Мегаполис, в который несут и везут со всех концов страны. И едут с челобитными. Например, из Горного Алтая. Едут с челобитными на лошадях по горным тропам, с кожаными кошелями золота и изумрудов, под охраной ратников, потом пересаживаются на “мерседесы” с мигалками, укладывают кошели в багажники, едут в Кремль.
На картах географических Москва круглая. Яйцо эдакое, с белком спальных районов и желтком центра. А в желтке – бордовый треугольник: Кремль. Как зародыш в яйце из-под деревенской курицы.
Созерцание Кремля еще в детском возрасте вызывало оторопь: как-то торжественно и страшно, везде милиционеры, флаг, а рядом еще мумия желтая в сундуке малахитовом лежит, которую надо всем с детства почему-то любить, куранты бьют грозно… Вводили в Кремль за руку, показывали и рассказывали: вот Царь-пушка, вот Царь-колокол. Чудовища! Зев Царь-пушки, готовый тебя проглотить, а потом выстрелить тобою во врагов России. А колокол, который треснул, как мне всегда казалось, от самооглушения…
Нет, от Кремля, от сталинских высоток, от “челюсти” Нового Арбата хотелось бежать в московские переулки. В них была прелесть. Уют. Они до сих пор человеческого размера. Наверное, единственное по-настоящему городское в Москве. Кривоколенный, Столовый, Гнездниковский, Староконюшенный… В них хорошо было гулять, разговаривать, пить портвейн и целоваться. Было. Ибо теперь они забиты дорогими и грязными автомобилями. Они стоят там даже ночью. Целоваться рядом с ними как-то не очень эстетично…

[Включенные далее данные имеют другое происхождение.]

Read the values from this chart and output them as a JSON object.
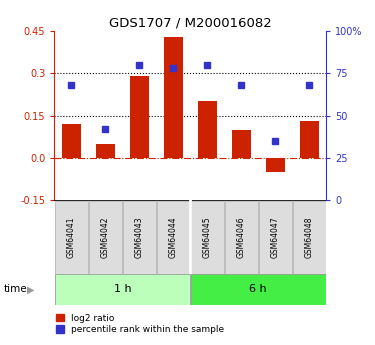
{
  "title": "GDS1707 / M200016082",
  "samples": [
    "GSM64041",
    "GSM64042",
    "GSM64043",
    "GSM64044",
    "GSM64045",
    "GSM64046",
    "GSM64047",
    "GSM64048"
  ],
  "log2_ratio": [
    0.12,
    0.05,
    0.29,
    0.43,
    0.2,
    0.1,
    -0.05,
    0.13
  ],
  "percentile_rank": [
    68,
    42,
    80,
    78,
    80,
    68,
    35,
    68
  ],
  "ylim_left": [
    -0.15,
    0.45
  ],
  "ylim_right": [
    0,
    100
  ],
  "yticks_left": [
    -0.15,
    0.0,
    0.15,
    0.3,
    0.45
  ],
  "yticks_right": [
    0,
    25,
    50,
    75,
    100
  ],
  "hlines_dotted": [
    0.15,
    0.3
  ],
  "hline_zero_color": "#cc2200",
  "bar_color": "#cc2200",
  "dot_color": "#3333cc",
  "group1_label": "1 h",
  "group2_label": "6 h",
  "light_green": "#bbffbb",
  "dark_green": "#44ee44",
  "time_label": "time",
  "legend1": "log2 ratio",
  "legend2": "percentile rank within the sample",
  "title_fontsize": 9.5
}
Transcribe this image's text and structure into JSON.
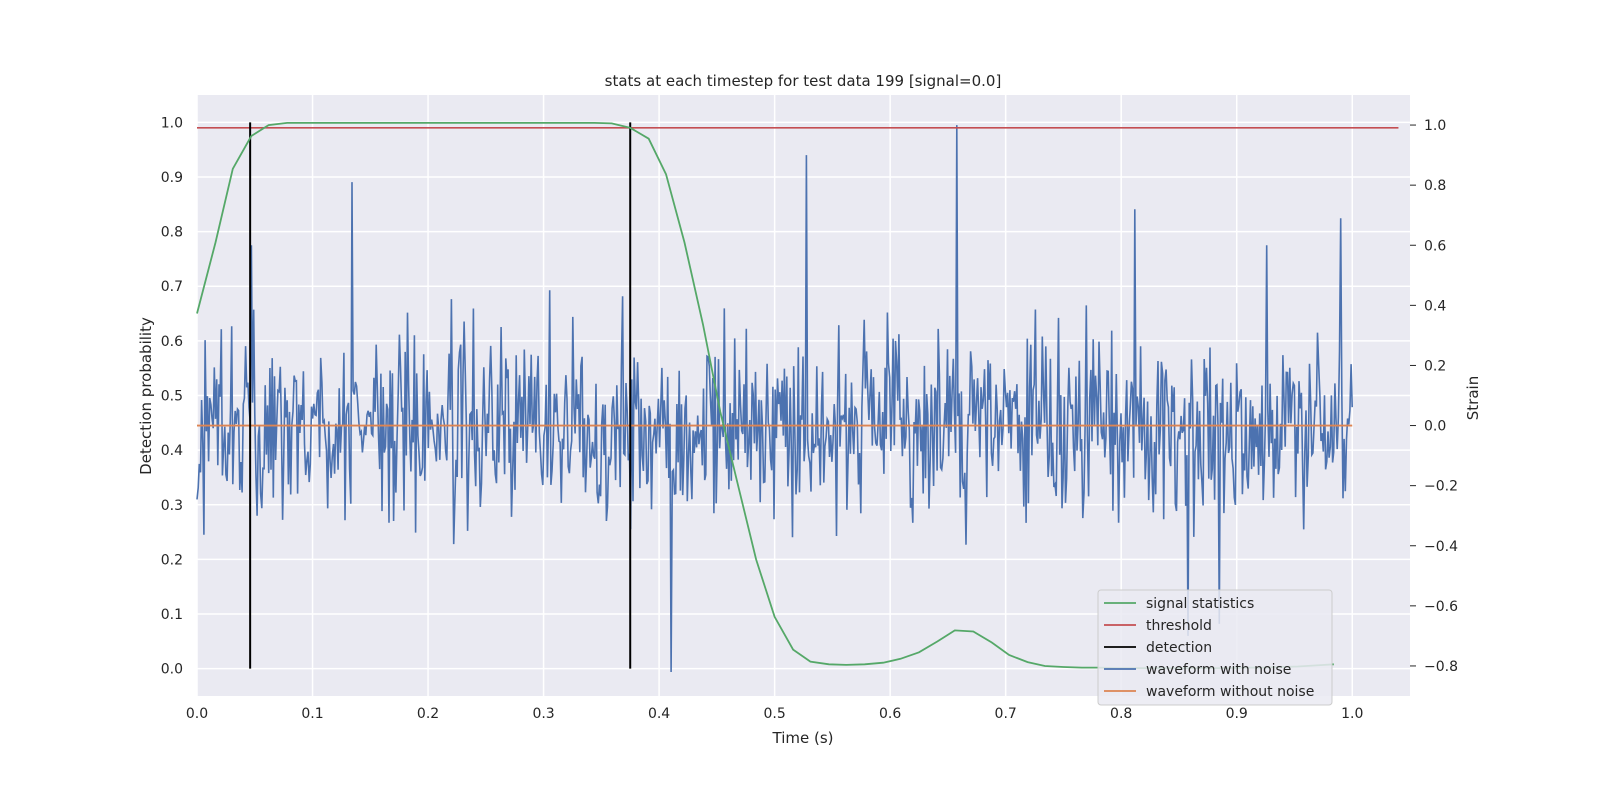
{
  "chart_data": {
    "type": "line",
    "title": "stats at each timestep for test data 199 [signal=0.0]",
    "xlabel": "Time (s)",
    "ylabel_left": "Detection probability",
    "ylabel_right": "Strain",
    "xlim": [
      0.0,
      1.05
    ],
    "ylim_left": [
      -0.05,
      1.05
    ],
    "ylim_right": [
      -0.9,
      1.1
    ],
    "x_ticks": [
      0.0,
      0.1,
      0.2,
      0.3,
      0.4,
      0.5,
      0.6,
      0.7,
      0.8,
      0.9,
      1.0
    ],
    "x_tick_labels": [
      "0.0",
      "0.1",
      "0.2",
      "0.3",
      "0.4",
      "0.5",
      "0.6",
      "0.7",
      "0.8",
      "0.9",
      "1.0"
    ],
    "y_ticks_left": [
      0.0,
      0.1,
      0.2,
      0.3,
      0.4,
      0.5,
      0.6,
      0.7,
      0.8,
      0.9,
      1.0
    ],
    "y_tick_labels_left": [
      "0.0",
      "0.1",
      "0.2",
      "0.3",
      "0.4",
      "0.5",
      "0.6",
      "0.7",
      "0.8",
      "0.9",
      "1.0"
    ],
    "y_ticks_right": [
      -0.8,
      -0.6,
      -0.4,
      -0.2,
      0.0,
      0.2,
      0.4,
      0.6,
      0.8,
      1.0
    ],
    "y_tick_labels_right": [
      "−0.8",
      "−0.6",
      "−0.4",
      "−0.2",
      "0.0",
      "0.2",
      "0.4",
      "0.6",
      "0.8",
      "1.0"
    ],
    "grid": true,
    "legend_position": "lower-right",
    "series": [
      {
        "name": "signal statistics",
        "axis": "left",
        "color": "#55a868",
        "x": [
          0.0,
          0.016,
          0.031,
          0.047,
          0.062,
          0.078,
          0.094,
          0.109,
          0.125,
          0.141,
          0.156,
          0.172,
          0.188,
          0.203,
          0.219,
          0.234,
          0.25,
          0.266,
          0.281,
          0.297,
          0.312,
          0.328,
          0.344,
          0.359,
          0.375,
          0.391,
          0.406,
          0.422,
          0.438,
          0.453,
          0.469,
          0.484,
          0.5,
          0.516,
          0.531,
          0.547,
          0.562,
          0.578,
          0.594,
          0.609,
          0.625,
          0.641,
          0.656,
          0.672,
          0.688,
          0.703,
          0.719,
          0.734,
          0.75,
          0.766,
          0.781,
          0.797,
          0.812,
          0.828,
          0.844,
          0.859,
          0.875,
          0.891,
          0.906,
          0.922,
          0.938,
          0.953,
          0.969,
          0.984
        ],
        "values": [
          0.65,
          0.78,
          0.915,
          0.975,
          0.995,
          0.999,
          0.999,
          0.999,
          0.999,
          0.999,
          0.999,
          0.999,
          0.999,
          0.999,
          0.999,
          0.999,
          0.999,
          0.999,
          0.999,
          0.999,
          0.999,
          0.999,
          0.999,
          0.998,
          0.99,
          0.97,
          0.905,
          0.78,
          0.63,
          0.47,
          0.33,
          0.2,
          0.095,
          0.035,
          0.013,
          0.008,
          0.007,
          0.008,
          0.011,
          0.018,
          0.03,
          0.05,
          0.07,
          0.068,
          0.048,
          0.025,
          0.012,
          0.005,
          0.003,
          0.002,
          0.002,
          0.001,
          0.001,
          0.001,
          0.001,
          0.001,
          0.001,
          0.001,
          0.002,
          0.002,
          0.003,
          0.004,
          0.006,
          0.008
        ]
      },
      {
        "name": "threshold",
        "axis": "left",
        "color": "#c44e52",
        "x": [
          0.0,
          1.04
        ],
        "values": [
          0.99,
          0.99
        ]
      },
      {
        "name": "detection",
        "axis": "left",
        "color": "#000000",
        "x": [
          0.046,
          0.375
        ],
        "values": [
          1.0,
          1.0
        ],
        "style": "vertical"
      },
      {
        "name": "waveform with noise",
        "axis": "right",
        "color": "#4c72b0",
        "x_start": 0.0,
        "x_end": 1.0,
        "peaks": [
          [
            0.047,
            0.6
          ],
          [
            0.134,
            0.81
          ],
          [
            0.305,
            0.45
          ],
          [
            0.368,
            0.43
          ],
          [
            0.41,
            -0.82
          ],
          [
            0.456,
            0.39
          ],
          [
            0.5,
            0.12
          ],
          [
            0.528,
            0.9
          ],
          [
            0.658,
            1.0
          ],
          [
            0.812,
            0.72
          ],
          [
            0.858,
            -0.7
          ],
          [
            0.885,
            -0.66
          ],
          [
            0.926,
            0.6
          ],
          [
            0.99,
            0.69
          ]
        ],
        "noise_amplitude": 0.28
      },
      {
        "name": "waveform without noise",
        "axis": "right",
        "color": "#dd8452",
        "x": [
          0.0,
          1.0
        ],
        "values": [
          0.0,
          0.0
        ]
      }
    ]
  }
}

Очаги человеческого в Москве: переулочки да бульвары. Да еще дворы московские. Хотя дворы нынче все перекрыты шлагбаумами, словно это государственные, запретные зоны. Увы, из уюта переулков быстро вырастаешь и выходишь на проспект. А там высотки, поток машин, ветры государственные и энергии социальные… неуютно.
Что теперь с Московою-то?
Как-то много всего. После сталинского, хрущевского и брежневского по ней прошлись еще пара мощных катков: лужковский и собянинский. Катились быстро, нахраписто, дорого, оголтело и безвкусно. Сперва строили ларьки у метро, потом в одночасье их сносили. Ломали старые здания. Асфальт сменили на плитку. Еще раз. И еще раз. Плитка дышит кладбищенско-казенным духом. Москва теперь как бы зачищена под сталинско-брежневский эталон государственной столицы. В духе дня, как говорится. Нынче в моде застой. Выметено все чисто. Ярко освещено. Стоят светящиеся украшения, напоминая праздники в детском саду. Проносятся государственные эскорты с мигалками.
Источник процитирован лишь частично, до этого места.